接下来,就要进行代码生成了,先看下代码生成的脚本,即代码中scripts路径下的update-codegen.sh文件,应用到了之前提到的代码生成工具,内容如下:
#!/bin/bash APIS_DIR="github.com/rancher/kubecon2018/pkg/apis/clusterprovisioner" VERSION="v1alpha1" APIS_VERSION_DIR="${APIS_DIR}/${VERSION}" OUTPUT_DIR="github.com/rancher/kubecon2018/pkg/client" CLIENTSET_DIR="${OUTPUT_DIR}/clientset" LISTERS_DIR="${OUTPUT_DIR}/listers" INFORMERS_DIR="${OUTPUT_DIR}/informers" echo Generating deepcopy deepcopy-gen --input-dirs ${APIS_VERSION_DIR} \ -O zz_generated.deepcopy --bounding-dirs ${APIS_DIR} echo Generating clientset client-gen --clientset-name versioned \ --input-base '' --input ${APIS_VERSION_DIR} \ --clientset-path ${CLIENTSET_DIR} echo Generating lister lister-gen --input-dirs ${APIS_VERSION_DIR} \ --output-package ${LISTERS_DIR} echo Generating informer informer-gen --input-dirs ${APIS_VERSION_DIR} \ --versioned-clientset-package "${CLIENTSET_DIR}/versioned" \ --listers-package ${LISTERS_DIR} \ --output-package ${INFORMERS_DIR}
介绍下如何获取这些代码生成工具,在$GOPATH/src路径下创建k8s.io目录,进入k8s.io目录,git clone https://github.com/kubernetes/code-generator.git,进入code-generator目录,选择分支,这里应用release-1.8(对应kubernetes1.8版本系列),然后执行安装命令go install ./cmd/{defaulter-gen,client-gen,lister-gen,informer-gen,deepcopy-gen},在$GOPATH/bin下会生成相应的执行程序,如下图所示:
有了必要的工具后,就可以执行代码生成脚本了,执行update-codegen.sh时可能会发现报错,提示需要依赖kubernetes和apimachinery这两个项目,github上下载这两个项目到$GOPATH/src/k8s.io路径下,并切换为release-1.8分支,再次执行即可,最终得到生成代码后的路径信息如下:
RKE安装
运行demo还需要使用RKE工具,那么什么是RKE?这里还是给出官方的说明:Rancher Kubernetes Engine, an extremely simple, lightning fast Kubernetes installer that works everywhere.

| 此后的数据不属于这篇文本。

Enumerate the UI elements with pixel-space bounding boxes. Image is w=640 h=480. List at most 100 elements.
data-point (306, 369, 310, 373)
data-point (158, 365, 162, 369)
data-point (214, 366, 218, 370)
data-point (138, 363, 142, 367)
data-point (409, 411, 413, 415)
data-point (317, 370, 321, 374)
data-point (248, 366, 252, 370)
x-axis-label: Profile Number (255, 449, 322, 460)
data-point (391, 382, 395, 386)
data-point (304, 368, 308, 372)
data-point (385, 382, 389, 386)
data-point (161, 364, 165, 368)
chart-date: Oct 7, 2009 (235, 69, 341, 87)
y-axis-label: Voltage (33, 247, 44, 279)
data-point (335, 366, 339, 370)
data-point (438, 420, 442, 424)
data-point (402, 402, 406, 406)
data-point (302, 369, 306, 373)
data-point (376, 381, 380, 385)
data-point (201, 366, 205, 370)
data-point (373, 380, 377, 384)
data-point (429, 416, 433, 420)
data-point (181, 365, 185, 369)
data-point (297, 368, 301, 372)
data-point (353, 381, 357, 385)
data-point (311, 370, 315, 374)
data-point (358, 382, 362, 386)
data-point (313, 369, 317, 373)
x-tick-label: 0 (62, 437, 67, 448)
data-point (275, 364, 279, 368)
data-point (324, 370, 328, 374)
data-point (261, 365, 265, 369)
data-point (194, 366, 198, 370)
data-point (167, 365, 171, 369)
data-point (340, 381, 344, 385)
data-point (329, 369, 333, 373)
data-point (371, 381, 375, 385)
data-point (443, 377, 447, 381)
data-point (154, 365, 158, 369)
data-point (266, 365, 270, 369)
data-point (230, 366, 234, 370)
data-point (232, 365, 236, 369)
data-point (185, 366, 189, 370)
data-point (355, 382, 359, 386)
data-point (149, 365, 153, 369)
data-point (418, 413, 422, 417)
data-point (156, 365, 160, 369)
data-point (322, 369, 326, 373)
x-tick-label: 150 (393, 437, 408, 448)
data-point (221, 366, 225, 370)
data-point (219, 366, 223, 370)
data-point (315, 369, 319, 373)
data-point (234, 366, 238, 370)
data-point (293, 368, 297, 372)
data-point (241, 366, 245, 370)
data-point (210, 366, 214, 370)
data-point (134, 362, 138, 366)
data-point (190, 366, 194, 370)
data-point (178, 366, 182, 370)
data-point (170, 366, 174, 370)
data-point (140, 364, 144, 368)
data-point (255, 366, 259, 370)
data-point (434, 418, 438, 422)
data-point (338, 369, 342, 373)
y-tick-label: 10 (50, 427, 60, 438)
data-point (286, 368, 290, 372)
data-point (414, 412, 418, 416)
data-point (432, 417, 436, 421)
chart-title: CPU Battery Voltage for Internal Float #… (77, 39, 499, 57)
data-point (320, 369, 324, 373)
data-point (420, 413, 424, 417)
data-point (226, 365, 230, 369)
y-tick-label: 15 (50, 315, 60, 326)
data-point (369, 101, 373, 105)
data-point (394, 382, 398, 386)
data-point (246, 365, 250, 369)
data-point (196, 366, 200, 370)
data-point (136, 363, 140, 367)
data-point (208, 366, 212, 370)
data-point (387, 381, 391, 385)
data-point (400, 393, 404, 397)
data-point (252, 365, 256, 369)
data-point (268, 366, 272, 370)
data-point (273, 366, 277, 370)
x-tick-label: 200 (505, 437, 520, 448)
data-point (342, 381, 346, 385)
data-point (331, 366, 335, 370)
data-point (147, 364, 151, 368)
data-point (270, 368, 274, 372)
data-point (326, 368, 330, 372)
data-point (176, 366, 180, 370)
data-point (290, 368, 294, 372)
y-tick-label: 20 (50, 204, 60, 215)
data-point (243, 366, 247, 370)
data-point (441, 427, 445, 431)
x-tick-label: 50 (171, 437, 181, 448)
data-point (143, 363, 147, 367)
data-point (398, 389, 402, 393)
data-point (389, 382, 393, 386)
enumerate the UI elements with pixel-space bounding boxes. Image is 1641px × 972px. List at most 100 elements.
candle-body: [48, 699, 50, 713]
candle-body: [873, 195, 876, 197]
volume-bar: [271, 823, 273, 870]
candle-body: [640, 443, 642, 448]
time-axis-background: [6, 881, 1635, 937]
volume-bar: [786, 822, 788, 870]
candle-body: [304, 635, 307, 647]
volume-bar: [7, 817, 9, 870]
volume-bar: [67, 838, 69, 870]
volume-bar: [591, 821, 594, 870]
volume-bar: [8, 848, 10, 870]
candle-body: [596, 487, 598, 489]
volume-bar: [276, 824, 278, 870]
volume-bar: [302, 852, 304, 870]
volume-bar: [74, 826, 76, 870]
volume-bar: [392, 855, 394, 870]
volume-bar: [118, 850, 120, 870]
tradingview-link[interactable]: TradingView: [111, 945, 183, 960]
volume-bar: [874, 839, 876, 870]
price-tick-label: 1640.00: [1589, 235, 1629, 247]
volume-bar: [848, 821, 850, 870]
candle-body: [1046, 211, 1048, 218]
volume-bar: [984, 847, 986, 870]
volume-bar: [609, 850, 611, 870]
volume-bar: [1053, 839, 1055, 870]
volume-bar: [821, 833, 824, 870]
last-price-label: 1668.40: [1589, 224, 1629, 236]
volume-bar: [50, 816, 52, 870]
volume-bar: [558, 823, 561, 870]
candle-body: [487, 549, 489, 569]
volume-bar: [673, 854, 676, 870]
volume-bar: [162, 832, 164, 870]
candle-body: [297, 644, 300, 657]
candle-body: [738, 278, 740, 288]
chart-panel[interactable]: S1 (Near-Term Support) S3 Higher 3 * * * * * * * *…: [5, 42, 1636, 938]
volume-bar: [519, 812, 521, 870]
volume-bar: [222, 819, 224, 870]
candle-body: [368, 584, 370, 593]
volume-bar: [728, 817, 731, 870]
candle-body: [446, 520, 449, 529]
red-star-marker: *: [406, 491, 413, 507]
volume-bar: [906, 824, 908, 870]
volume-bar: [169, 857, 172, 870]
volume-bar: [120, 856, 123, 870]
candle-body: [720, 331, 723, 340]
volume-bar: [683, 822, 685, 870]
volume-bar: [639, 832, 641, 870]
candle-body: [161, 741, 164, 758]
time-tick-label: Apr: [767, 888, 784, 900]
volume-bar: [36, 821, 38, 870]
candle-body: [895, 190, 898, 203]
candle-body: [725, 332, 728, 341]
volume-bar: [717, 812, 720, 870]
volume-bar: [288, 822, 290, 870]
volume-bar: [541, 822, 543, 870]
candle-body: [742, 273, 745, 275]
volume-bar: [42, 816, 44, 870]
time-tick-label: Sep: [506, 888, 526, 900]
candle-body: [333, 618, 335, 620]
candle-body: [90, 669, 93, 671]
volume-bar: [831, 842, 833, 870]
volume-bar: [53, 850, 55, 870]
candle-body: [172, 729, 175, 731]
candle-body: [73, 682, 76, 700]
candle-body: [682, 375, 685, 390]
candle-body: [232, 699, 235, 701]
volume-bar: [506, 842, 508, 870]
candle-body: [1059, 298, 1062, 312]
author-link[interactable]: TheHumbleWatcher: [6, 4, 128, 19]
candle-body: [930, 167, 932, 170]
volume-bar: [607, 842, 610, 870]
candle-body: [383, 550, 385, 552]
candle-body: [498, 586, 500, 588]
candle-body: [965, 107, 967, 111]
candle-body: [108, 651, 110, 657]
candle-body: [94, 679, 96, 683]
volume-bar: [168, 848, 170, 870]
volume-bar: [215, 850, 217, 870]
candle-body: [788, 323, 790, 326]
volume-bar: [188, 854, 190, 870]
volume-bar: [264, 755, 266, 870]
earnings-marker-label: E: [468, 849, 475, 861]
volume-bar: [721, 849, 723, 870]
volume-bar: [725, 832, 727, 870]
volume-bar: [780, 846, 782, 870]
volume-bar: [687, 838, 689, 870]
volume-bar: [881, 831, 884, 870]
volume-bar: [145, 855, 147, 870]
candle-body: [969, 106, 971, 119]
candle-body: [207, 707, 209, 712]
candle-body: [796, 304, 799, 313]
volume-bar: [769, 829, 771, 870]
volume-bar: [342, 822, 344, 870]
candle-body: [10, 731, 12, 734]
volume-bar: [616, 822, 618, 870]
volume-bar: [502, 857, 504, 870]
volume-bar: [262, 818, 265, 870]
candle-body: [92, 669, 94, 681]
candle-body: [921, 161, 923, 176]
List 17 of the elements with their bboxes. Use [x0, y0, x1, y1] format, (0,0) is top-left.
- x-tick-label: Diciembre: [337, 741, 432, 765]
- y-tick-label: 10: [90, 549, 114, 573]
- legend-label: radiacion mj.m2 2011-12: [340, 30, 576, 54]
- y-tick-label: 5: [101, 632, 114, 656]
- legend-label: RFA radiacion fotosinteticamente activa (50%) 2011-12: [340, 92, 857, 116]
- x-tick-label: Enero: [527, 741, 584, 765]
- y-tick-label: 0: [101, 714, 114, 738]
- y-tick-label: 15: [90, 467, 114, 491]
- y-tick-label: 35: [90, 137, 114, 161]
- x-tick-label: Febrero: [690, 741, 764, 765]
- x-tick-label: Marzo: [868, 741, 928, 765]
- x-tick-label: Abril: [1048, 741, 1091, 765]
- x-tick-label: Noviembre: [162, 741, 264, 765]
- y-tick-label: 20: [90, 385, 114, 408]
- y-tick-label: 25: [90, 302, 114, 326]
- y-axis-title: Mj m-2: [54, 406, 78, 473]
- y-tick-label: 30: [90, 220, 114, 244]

在$GOPATH/src/ github.com/rancher/下git clone https://github.com/rancher/rke.git,go build生成rke执行文件,如下图所示:
代码执行
工具齐全了,现在开始准备执行代码了。Alena Prokharchyk在demo中的代码比较简洁易懂,不做过多的分析了,主要看一下Cluster CRD资源的yml文件,在代码执行时会进行kubectl apply -f该文件,即创建了Cluster资源:
apiVersion: apiextensions.k8s.io/v1beta1
kind: CustomResourceDefinition
metadata:
name: clusters.clusterprovisioner.rke.io
spec:
group: clusterprovisioner.rke.io
version: v1alpha1
names:
kind: Cluster
plural: clusters
scope: Cluster
再看下controller相关的代码片段,主要关注informer中Callbacks的实现和object进入到Workqueue后Worker进行的处理,Callbacks内容如下所示:
...... controller.syncQueue = util.NewTaskQueue(controller.sync) controller.clusterInformer.AddEventHandler(cache.ResourceEventHandlerFuncs{ AddFunc: func(obj interface{}) { controller.syncQueue.Enqueue(obj) }, UpdateFunc: func(old, cur interface{}) { controller.syncQueue.Enqueue(cur) }, }) ......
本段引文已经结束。